Bandung, IDN Times - Wali Kota Bandung, Yana Mulyana terjaring OTT KPK pada Jumat (14/4/2023). Politisi Partai Gerindra ini ditangkap di sisa akhir jabatannya sebagai orang nomor satu di Kota Bandung.
Menurut Sekda Kota Bandung, Ema Sumarna, jabatan Wali Kota Bandung akan berakhir dalam beberapa bulan ke depan. Hal ini diketahui berdasarkan aturan yang berlaku.
"Kalau kita berbicara konstitusi beliau akan berakhir tanggal 20 September tahun 2023 kalau berhitung dari sekarang 4 bulan lebih, atau 5 bulan," ujar Ema di Balai Kota Bandung, Sabtu (15/4/2023).
Disinggung soal rentan waktu yang berdekatan antar Plh dan Plt untuk mengisi kekosongan Pemerintahan Kota Bandung, Ema memastikan saat ini akan terlebih dahulu menunggu pemberian jabatan Plh.
"Mekanisme ini sedang berproses, ini kan nanti saya melanjutkan (rapat) dengan kawan-kawan," kata dia.
Wali Kota Bandung Yana Mulyana ditangkap bersama delapan orang lainnya, termasuk beberapa pejabat lainnya di Dinas Perhubungan (Dishub) Kota Bandung.

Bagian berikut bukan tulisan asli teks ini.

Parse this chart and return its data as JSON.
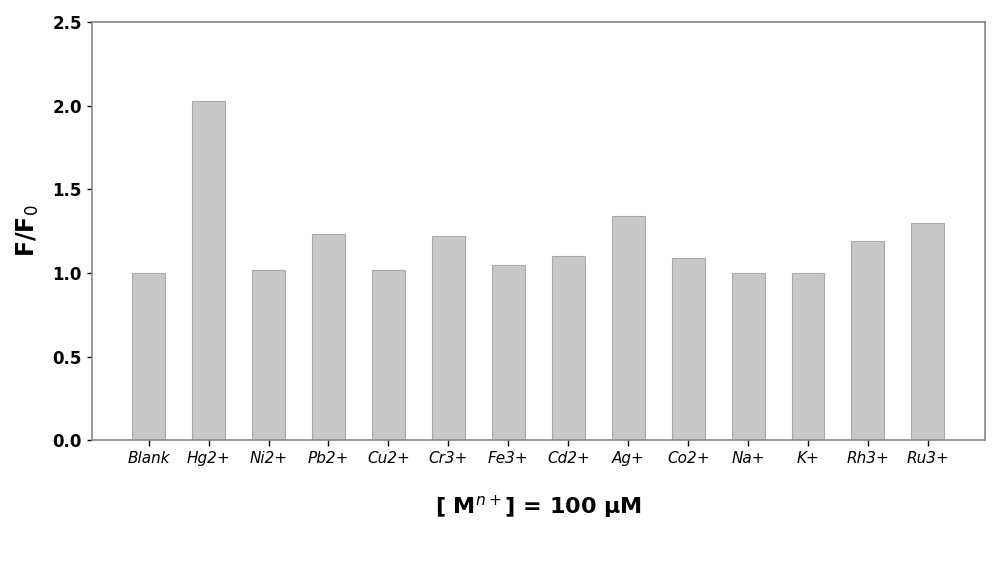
{
  "categories": [
    "Blank",
    "Hg2+",
    "Ni2+",
    "Pb2+",
    "Cu2+",
    "Cr3+",
    "Fe3+",
    "Cd2+",
    "Ag+",
    "Co2+",
    "Na+",
    "K+",
    "Rh3+",
    "Ru3+"
  ],
  "values": [
    1.0,
    2.03,
    1.02,
    1.23,
    1.02,
    1.22,
    1.05,
    1.1,
    1.34,
    1.09,
    1.0,
    1.0,
    1.19,
    1.3
  ],
  "bar_color": "#c8c8c8",
  "bar_edgecolor": "#aaaaaa",
  "ylabel": "F/F$_0$",
  "xlabel": "[ M$^{n+}$] = 100 μM",
  "ylim": [
    0.0,
    2.5
  ],
  "yticks": [
    0.0,
    0.5,
    1.0,
    1.5,
    2.0,
    2.5
  ],
  "background_color": "#ffffff",
  "ylabel_fontsize": 17,
  "xlabel_fontsize": 16,
  "tick_fontsize": 12,
  "xtick_fontsize": 11,
  "bar_width": 0.55,
  "spine_color": "#888888",
  "spine_linewidth": 1.2
}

"Jumlah orang yang ditangkap sejauh ini sembilan orang, termasuk wali kota dan beberapa pejabat lainnya di Dinas Perhubungan Kota Bamdung," kata Kepala Bagian (Kabag) Pemberitaan KPK Ali Fikri dalam keterangannya, Sabtu (15/4/2023).
Pada OTT ini, KPK kemudian mengamankan sejumlah barang bukti, yaitu uang pecahan rupiah. Adapun Yana diduga menerima suap terkait pengadaan kamera CCTV dan jasa penyedia jaringan internet.
"Akan disampaikan perkembangan segera," kata dia.